2. The mismatched buddy pairing is very good.
3. Obligatory romance angle.
4. Park carnage!
5. That’s a big ass spider.
Have you ever wanted to see Lin Shaye make a pass at Greg Grunberg? No? Well you’re probably better off not watching Big Ass Spider then, as that’s the opening sequence. Big Ass Spider doesn’t beat around the bush – it does exactly what it says on the tin and knows full well that it’s a ridiculous plot with a ridiculous premise, and never shies away from that fact.
It opens with a surprisingly mellow and well structured slow motion sequence as mayhem surrounds Greg Grunberg’s Alex Mathis, an exterminator who happens to find himself stuck in the middle of the pending disaster as it develops. In true B-Movie tradition, the army show up just moments too late to catch an experimental spider that will grow exponentially until they either find a way to take it down or the spider grows until it takes over the world. This sets off a chain of events that runs through the gamut of creature feature tropes leading up to an inevitable showdown between spider and man.
In his quest to take down the spider, Alex is joined by Jose, a security guard at the hospital where the incident begins, and their buddy cop-style partnership is frequently amusing and about as left-field as you can get. Jose is given some of the best dialogue, although Grunberg marks a close second place by giving Alex a predominantly deadpan delivery. Alex knows almost intuitively how spiders think – which is rather handy – whilst Jose fits nicely into typical sidekick territory. Alex also has eyes for a female lieutenant who spurns his incredibly lame advances, just to add a bit of (unnecessary) frisson to the story.

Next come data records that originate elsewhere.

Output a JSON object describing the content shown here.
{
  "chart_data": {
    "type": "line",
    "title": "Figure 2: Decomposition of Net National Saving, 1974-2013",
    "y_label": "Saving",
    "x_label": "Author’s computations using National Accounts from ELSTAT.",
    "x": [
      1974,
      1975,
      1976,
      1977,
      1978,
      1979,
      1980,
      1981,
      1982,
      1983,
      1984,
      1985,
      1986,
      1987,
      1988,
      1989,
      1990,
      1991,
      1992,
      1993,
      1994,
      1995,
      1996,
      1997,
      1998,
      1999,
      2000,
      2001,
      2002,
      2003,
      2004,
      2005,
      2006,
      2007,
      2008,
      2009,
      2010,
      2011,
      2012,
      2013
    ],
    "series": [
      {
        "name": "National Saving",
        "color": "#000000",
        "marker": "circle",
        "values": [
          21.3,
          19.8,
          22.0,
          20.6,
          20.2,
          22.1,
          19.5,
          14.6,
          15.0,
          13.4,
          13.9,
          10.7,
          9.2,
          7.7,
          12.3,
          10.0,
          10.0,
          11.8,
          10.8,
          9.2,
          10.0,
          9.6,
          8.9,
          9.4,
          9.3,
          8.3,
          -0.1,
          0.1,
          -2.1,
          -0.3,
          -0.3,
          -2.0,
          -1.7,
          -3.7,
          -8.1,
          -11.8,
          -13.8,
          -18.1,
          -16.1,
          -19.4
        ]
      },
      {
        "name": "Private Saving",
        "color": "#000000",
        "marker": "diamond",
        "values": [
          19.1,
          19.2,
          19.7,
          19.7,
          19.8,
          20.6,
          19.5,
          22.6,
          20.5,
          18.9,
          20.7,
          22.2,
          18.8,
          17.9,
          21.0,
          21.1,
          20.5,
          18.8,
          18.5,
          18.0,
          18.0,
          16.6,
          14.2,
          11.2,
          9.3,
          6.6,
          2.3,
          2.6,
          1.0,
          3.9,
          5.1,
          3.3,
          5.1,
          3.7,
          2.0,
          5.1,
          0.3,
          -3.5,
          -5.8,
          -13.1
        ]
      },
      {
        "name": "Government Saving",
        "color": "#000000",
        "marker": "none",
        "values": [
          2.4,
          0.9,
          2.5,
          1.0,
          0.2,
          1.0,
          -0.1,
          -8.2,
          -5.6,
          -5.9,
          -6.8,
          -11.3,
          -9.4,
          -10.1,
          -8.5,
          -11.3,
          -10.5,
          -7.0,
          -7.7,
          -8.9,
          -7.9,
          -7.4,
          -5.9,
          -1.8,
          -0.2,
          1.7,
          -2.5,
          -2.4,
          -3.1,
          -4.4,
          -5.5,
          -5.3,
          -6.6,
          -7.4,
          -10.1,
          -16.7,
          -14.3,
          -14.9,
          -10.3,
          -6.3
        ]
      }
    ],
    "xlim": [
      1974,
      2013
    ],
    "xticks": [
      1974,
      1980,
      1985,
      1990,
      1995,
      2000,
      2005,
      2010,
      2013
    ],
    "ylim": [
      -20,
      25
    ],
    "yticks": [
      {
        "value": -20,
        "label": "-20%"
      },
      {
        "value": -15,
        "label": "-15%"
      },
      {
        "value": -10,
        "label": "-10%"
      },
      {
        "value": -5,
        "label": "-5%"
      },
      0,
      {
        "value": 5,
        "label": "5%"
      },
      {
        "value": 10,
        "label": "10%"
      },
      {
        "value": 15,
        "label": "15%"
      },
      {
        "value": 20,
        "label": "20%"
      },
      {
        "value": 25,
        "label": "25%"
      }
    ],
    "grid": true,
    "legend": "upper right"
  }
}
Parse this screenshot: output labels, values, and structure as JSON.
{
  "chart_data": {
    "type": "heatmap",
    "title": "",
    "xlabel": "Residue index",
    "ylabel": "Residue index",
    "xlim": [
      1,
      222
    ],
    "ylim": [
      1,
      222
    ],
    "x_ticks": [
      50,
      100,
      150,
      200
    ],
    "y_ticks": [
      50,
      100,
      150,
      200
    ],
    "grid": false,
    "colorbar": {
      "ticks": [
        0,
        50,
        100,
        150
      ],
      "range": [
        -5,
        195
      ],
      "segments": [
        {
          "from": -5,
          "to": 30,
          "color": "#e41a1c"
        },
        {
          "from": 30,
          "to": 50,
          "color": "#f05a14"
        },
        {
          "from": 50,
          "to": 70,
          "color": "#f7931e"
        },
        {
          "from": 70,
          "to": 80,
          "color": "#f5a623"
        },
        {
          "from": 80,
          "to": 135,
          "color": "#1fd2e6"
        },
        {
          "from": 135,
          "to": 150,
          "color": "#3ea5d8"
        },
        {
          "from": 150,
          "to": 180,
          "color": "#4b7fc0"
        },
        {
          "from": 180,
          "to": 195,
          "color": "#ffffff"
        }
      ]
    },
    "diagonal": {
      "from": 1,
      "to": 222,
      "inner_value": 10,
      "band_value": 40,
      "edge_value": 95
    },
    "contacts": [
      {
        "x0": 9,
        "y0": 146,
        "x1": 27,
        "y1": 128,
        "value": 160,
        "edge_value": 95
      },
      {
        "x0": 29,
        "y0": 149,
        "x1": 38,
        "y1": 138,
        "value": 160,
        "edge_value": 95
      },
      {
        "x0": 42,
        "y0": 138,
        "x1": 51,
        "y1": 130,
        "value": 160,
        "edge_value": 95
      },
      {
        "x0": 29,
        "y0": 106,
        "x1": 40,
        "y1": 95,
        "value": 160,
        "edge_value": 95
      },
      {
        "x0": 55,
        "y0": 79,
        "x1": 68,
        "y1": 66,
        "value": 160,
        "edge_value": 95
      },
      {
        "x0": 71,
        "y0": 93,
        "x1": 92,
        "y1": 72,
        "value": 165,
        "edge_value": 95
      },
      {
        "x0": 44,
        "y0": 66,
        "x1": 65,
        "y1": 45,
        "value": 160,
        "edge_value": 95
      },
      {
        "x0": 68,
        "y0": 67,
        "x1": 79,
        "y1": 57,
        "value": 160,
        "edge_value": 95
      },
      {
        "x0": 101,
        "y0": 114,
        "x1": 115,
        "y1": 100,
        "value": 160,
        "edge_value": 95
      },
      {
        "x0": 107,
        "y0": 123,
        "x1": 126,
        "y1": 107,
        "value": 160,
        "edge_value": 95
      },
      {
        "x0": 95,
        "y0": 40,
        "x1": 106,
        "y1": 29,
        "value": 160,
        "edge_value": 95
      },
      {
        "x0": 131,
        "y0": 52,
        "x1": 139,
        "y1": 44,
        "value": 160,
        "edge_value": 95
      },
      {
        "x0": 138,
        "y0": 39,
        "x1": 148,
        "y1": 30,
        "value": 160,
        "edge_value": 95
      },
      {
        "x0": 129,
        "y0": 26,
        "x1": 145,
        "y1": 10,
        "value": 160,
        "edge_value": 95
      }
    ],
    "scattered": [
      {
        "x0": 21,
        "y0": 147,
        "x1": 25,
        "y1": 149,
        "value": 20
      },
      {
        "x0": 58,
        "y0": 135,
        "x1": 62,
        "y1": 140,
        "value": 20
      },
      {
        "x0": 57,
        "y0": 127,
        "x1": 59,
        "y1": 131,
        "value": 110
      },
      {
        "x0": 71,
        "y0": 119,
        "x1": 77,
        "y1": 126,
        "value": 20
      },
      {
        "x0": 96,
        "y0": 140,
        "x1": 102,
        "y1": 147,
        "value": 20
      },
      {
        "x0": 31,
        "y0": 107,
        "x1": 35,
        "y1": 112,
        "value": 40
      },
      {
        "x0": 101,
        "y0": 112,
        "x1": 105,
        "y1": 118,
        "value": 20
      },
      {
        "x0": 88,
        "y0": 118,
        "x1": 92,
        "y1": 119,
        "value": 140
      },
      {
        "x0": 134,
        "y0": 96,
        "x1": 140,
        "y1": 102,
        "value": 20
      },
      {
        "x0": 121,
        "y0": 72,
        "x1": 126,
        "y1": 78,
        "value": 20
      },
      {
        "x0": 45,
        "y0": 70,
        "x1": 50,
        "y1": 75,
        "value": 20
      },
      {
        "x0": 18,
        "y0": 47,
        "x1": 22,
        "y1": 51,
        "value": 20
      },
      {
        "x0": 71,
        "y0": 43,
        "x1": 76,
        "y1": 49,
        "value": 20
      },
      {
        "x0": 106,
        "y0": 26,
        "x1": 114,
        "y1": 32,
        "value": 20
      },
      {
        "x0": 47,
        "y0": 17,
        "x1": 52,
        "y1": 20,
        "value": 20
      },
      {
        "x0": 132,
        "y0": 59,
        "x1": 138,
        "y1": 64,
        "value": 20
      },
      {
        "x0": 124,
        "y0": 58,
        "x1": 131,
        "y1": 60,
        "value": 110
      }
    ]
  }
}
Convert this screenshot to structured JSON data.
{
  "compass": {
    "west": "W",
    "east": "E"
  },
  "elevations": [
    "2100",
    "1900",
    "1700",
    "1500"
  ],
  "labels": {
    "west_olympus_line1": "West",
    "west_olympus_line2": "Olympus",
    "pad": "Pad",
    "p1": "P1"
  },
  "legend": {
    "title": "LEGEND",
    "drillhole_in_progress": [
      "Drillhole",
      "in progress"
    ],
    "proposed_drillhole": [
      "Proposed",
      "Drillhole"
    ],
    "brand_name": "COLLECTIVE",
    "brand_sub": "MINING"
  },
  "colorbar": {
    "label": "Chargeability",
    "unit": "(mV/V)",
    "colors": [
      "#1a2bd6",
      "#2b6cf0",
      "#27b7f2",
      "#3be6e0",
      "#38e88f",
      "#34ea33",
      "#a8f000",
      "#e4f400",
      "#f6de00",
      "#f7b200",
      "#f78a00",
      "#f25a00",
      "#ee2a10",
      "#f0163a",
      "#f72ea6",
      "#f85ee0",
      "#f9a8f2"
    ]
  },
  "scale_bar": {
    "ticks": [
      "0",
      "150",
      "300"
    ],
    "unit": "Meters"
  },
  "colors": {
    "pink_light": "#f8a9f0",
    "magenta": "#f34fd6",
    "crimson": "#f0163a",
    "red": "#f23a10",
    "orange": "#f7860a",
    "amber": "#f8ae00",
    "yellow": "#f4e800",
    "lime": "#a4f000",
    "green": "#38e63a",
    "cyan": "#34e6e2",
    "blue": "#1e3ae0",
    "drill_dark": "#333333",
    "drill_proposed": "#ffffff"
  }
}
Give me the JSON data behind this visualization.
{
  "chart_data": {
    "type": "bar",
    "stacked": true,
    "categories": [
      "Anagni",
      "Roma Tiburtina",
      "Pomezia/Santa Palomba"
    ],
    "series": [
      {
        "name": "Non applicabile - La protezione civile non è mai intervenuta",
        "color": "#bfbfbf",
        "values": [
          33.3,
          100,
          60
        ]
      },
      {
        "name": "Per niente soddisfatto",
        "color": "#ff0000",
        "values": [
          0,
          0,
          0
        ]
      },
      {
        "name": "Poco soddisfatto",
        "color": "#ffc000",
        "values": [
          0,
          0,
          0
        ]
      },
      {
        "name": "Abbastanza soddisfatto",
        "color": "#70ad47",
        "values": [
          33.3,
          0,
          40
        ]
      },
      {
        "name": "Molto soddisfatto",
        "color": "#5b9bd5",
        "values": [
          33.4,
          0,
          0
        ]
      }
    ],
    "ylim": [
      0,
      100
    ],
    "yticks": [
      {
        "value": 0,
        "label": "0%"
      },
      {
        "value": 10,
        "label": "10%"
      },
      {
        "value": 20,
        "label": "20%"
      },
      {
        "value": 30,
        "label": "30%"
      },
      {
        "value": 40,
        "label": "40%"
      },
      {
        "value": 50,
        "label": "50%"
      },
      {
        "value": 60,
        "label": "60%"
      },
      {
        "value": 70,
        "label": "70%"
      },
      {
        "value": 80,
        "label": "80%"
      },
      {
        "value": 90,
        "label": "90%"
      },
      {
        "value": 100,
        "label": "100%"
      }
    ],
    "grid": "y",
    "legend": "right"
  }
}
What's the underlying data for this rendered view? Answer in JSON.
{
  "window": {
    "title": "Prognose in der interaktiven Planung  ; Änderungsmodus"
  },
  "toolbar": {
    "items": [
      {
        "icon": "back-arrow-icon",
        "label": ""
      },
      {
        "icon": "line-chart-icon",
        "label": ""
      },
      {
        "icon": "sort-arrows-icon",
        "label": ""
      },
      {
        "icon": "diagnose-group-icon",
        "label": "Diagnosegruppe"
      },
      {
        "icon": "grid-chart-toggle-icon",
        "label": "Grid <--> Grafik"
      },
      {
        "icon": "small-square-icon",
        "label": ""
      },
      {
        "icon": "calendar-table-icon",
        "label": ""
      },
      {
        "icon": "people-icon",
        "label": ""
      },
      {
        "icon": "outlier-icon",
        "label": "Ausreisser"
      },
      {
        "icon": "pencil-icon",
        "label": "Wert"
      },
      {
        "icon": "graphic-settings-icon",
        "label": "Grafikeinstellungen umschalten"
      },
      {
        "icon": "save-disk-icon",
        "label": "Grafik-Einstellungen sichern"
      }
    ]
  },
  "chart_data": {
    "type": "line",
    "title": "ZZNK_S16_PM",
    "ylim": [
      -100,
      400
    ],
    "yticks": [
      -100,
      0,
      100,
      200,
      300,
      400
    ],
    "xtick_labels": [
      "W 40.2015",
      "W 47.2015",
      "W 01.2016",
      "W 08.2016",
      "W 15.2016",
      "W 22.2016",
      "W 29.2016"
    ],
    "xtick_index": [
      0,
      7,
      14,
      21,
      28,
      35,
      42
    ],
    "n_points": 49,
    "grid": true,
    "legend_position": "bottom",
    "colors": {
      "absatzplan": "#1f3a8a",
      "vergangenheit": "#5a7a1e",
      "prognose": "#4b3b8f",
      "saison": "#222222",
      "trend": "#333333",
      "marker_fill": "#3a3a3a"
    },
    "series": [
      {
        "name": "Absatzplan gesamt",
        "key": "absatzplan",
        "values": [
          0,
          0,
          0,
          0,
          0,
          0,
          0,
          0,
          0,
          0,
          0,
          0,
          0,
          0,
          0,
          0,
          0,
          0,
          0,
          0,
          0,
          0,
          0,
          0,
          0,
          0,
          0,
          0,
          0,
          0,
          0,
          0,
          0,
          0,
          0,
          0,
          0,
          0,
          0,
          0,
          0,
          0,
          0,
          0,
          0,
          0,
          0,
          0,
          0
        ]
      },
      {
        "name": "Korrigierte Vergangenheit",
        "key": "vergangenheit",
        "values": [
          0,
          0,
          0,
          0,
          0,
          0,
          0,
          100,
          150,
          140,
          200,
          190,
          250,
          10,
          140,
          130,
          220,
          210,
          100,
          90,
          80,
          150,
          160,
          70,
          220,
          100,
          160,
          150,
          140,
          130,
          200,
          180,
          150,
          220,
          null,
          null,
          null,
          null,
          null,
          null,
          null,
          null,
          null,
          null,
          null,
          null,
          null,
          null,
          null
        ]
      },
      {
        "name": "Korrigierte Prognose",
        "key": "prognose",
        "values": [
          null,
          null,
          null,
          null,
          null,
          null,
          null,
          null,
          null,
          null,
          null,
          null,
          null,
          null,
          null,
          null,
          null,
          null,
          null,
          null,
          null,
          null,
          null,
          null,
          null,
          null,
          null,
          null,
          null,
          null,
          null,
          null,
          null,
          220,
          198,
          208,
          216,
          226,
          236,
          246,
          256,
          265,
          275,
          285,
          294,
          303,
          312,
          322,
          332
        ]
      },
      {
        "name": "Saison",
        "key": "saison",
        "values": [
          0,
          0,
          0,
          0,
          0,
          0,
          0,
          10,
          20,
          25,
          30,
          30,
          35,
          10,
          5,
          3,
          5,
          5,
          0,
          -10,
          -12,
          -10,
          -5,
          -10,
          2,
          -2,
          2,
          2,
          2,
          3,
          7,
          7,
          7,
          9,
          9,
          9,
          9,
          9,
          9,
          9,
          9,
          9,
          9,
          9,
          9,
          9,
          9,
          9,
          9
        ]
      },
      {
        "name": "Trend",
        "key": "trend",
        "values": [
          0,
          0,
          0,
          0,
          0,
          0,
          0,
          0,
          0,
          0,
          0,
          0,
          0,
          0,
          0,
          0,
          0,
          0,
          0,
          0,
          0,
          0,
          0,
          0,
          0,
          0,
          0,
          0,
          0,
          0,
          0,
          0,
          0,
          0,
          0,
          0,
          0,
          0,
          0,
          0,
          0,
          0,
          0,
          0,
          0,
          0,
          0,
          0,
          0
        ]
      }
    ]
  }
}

Eagle-eyed viewers may notice a particularly fun cameo from Lloyd Kaufman, no stranger to low budget schlock himself via his work with Troma Studios. It’s a calling card to other, similarly low budget features and ideally could do with Roger Corman showing up briefly just to emphasise how director Mike Mendez approached the production. Purists will no doubt criticise it because it’s not a polished production, but then if that’s all we ever had then the movie business would be much less interesting.
The effects are as bad as you might expect, but the performances are solid and proof that if you get some moderately talented performers you’ll go a lot further on a silly idea than if you just hire the cheapest actors available. It just goes to show that, with just a little bit of effort in terms of the script and the hiring of the actors that a bad idea can go a long way. In some respects it’s a shame that Ray Wise appears to be taking things a whole lot more seriously than is really necessary, but then you could easily argue that his performance enhances the silliness of those around him. However you choose to look at it, Big Ass Spider is big dumb fun and never tries to be anything more than that. For this alone it should be commended – it certainly won’t win any awards for anything else.